I had a bunch of beets I was roasting so I used a couple of those, but for economy’s sake, you can boil the two beets or cook them as you prefer. You’ll need a scant 1 cup (250 g) of grated beet purée.
This cake is not overly sweet, which is good for those of you looking for more of a snack cake, rather than a towering, frosted dessert. Although the original recipe calls for chocolate that is 70% cacao solids, you can use one that is in the 50-60% range, depending on what’s available in your area. For those of you who can’t get crème fraîche, I suspect mascarpone would be interesting, or perhaps just sour cream. Or maybe just a nice scoop of vanilla ice cream alongside
- 8 ounces (240 g) beets, unpeeled, rinsed and scrubbed free of dirt
- 7 ounces (200 g) bittersweet or semisweet chocolate (70% cacao solids), chopped
- 1/4 cup (60 ml) hot espresso (or water)
- 7 ounces (200 g) butter, at room temperature, cubed
- 1 cup (135 g) flour
- 3 tablespoons unsweetened cocoa powder (the darkest you can find, natural or Dutch-process)
- 1 1/4 teaspoon baking powder
- 5 large eggs, separated, at room temperature
- pinch of salt
- 1 cup (200 g) superfine sugar
1. Butter an 8- or 8 1/2 inch (20 cm) springform pan and line the bottom with parchment paper.
2. Boil the beets in salted water with the lid askew until they’re very tender when you stick a knife in them about 45 minutes. Drain then rinse the beets with cold water. When cool enough to handle, slip off the peels, cut the beets into chunks, and grind them in a food processor until you get a coarse, yet cohesive, puree. (If you don’t have a food processor, use a cheese grater.)
3. Preheat the oven to 350ºF (180ºC).
In a large bowl set over a pan of barely simmering water, melt the chocolate, stirring as little as possible.
4. Once it’s nearly all melted, turn off the heat (but leave the bowl over the warm water), pour in the hot espresso and stir it once. Then add the butter. Press the butter pieces into the chocolate and allow them to soften without stirring.
5. Sift together the flour, cocoa powder, and baking powder in a separate bowl.
6. Remove the bowl of chocolate from the heat and stir until the butter is melted. Let sit for a few minutes to cool, then stir the egg yolks together and briskly stir them into the melted chocolate mixture. Fold in the beets.
7. In a stand mixer, or by hand, whip the egg whites until stiff.

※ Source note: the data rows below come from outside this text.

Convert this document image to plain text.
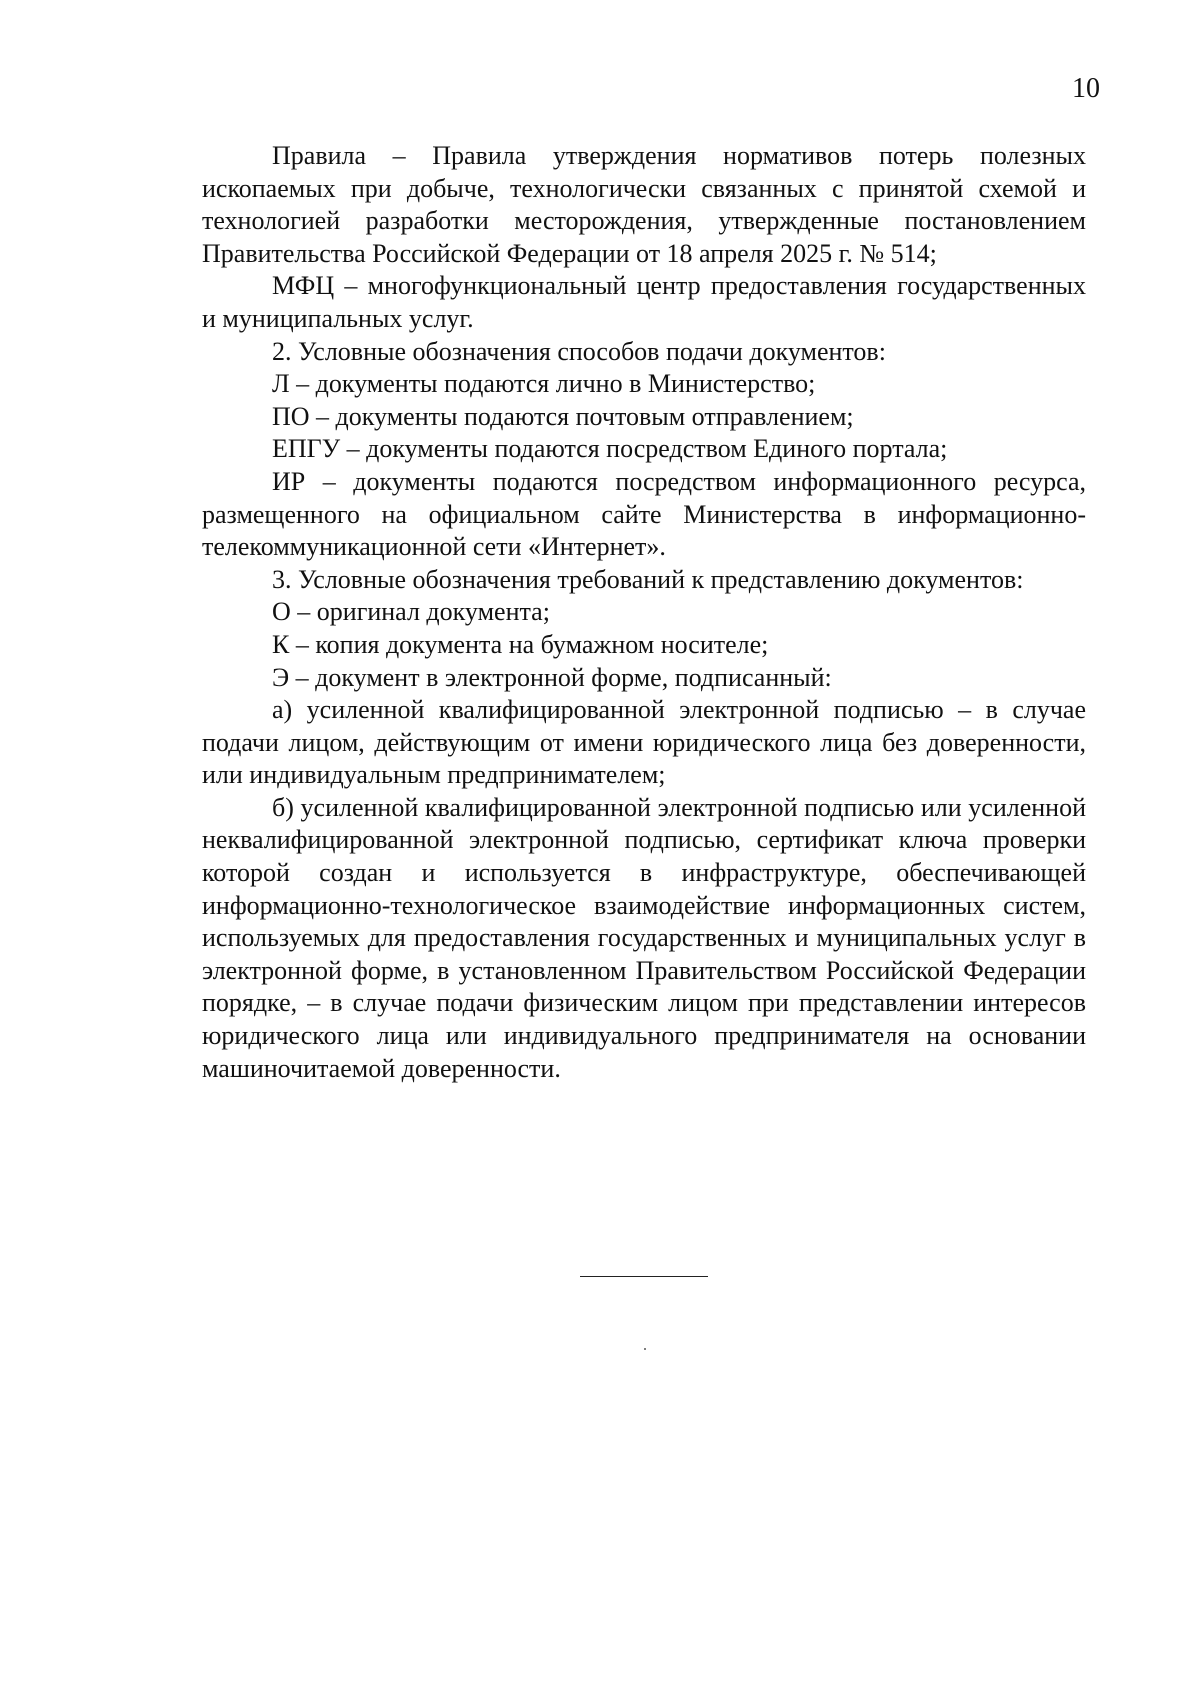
10

Правила – Правила утверждения нормативов потерь полезных ископаемых при добыче, технологически связанных с принятой схемой и технологией разработки месторождения, утвержденные постановлением Правительства Российской Федерации от 18 апреля 2025 г. № 514;

МФЦ – многофункциональный центр предоставления государственных и муниципальных услуг.

2. Условные обозначения способов подачи документов:

Л – документы подаются лично в Министерство;

ПО – документы подаются почтовым отправлением;

ЕПГУ – документы подаются посредством Единого портала;

ИР – документы подаются посредством информационного ресурса, размещенного на официальном сайте Министерства в информационно-телекоммуникационной сети «Интернет».

3. Условные обозначения требований к представлению документов:

О – оригинал документа;

К – копия документа на бумажном носителе;

Э – документ в электронной форме, подписанный:

а) усиленной квалифицированной электронной подписью – в случае подачи лицом, действующим от имени юридического лица без доверенности, или индивидуальным предпринимателем;

б) усиленной квалифицированной электронной подписью или усиленной неквалифицированной электронной подписью, сертификат ключа проверки которой создан и используется в инфраструктуре, обеспечивающей информационно-технологическое взаимодействие информационных систем, используемых для предоставления государственных и муниципальных услуг в электронной форме, в установленном Правительством Российской Федерации порядке, – в случае подачи физическим лицом при представлении интересов юридического лица или индивидуального предпринимателя на основании машиночитаемой доверенности.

Gradually fold the sugar into the whipped egg whites with a spatula, then fold them into the melted chocolate mixture, being careful not to overmix.

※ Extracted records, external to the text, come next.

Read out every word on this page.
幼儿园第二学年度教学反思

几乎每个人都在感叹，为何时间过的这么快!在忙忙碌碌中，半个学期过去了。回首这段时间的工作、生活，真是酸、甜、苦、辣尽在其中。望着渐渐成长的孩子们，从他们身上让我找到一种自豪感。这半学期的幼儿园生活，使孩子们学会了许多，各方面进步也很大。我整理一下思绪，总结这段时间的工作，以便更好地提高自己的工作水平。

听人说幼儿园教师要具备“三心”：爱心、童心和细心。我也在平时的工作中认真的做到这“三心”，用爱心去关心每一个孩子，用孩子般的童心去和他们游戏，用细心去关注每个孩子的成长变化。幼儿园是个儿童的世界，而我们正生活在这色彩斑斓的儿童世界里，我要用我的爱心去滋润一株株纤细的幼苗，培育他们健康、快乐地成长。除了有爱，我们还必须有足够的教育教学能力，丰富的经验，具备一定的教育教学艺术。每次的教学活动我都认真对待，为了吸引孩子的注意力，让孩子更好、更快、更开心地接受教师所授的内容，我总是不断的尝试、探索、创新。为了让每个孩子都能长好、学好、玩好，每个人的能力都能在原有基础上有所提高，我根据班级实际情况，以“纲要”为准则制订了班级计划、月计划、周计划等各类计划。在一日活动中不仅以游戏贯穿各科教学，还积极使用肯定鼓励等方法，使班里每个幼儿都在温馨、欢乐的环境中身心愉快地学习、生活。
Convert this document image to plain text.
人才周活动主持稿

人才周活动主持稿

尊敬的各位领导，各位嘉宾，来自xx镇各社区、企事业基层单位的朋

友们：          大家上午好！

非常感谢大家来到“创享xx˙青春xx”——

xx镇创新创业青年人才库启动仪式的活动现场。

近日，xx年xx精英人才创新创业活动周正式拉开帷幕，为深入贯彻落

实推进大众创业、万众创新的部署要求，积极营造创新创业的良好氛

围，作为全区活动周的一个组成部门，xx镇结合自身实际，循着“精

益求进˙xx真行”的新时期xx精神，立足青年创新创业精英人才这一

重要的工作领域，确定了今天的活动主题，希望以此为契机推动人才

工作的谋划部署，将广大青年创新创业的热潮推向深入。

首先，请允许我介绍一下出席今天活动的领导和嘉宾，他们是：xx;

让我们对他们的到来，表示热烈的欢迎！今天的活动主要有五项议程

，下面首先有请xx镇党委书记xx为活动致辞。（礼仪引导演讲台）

8. Fold in the flour and cocoa powder.
9. Scrape the batter into the prepared cake pan and reduce the heat of the oven to 325ºF (160ºC), and bake the cake for , or until the sides are just set but the center is still is just a bit wobbly. Do not overbake.
Let cake cool completely, then remove it from the pan.
Serving and storage: This cake tastes better the second day; spread with crème fraîche and sprinkle with poppy seeds shortly before serving. Or serve them alongside.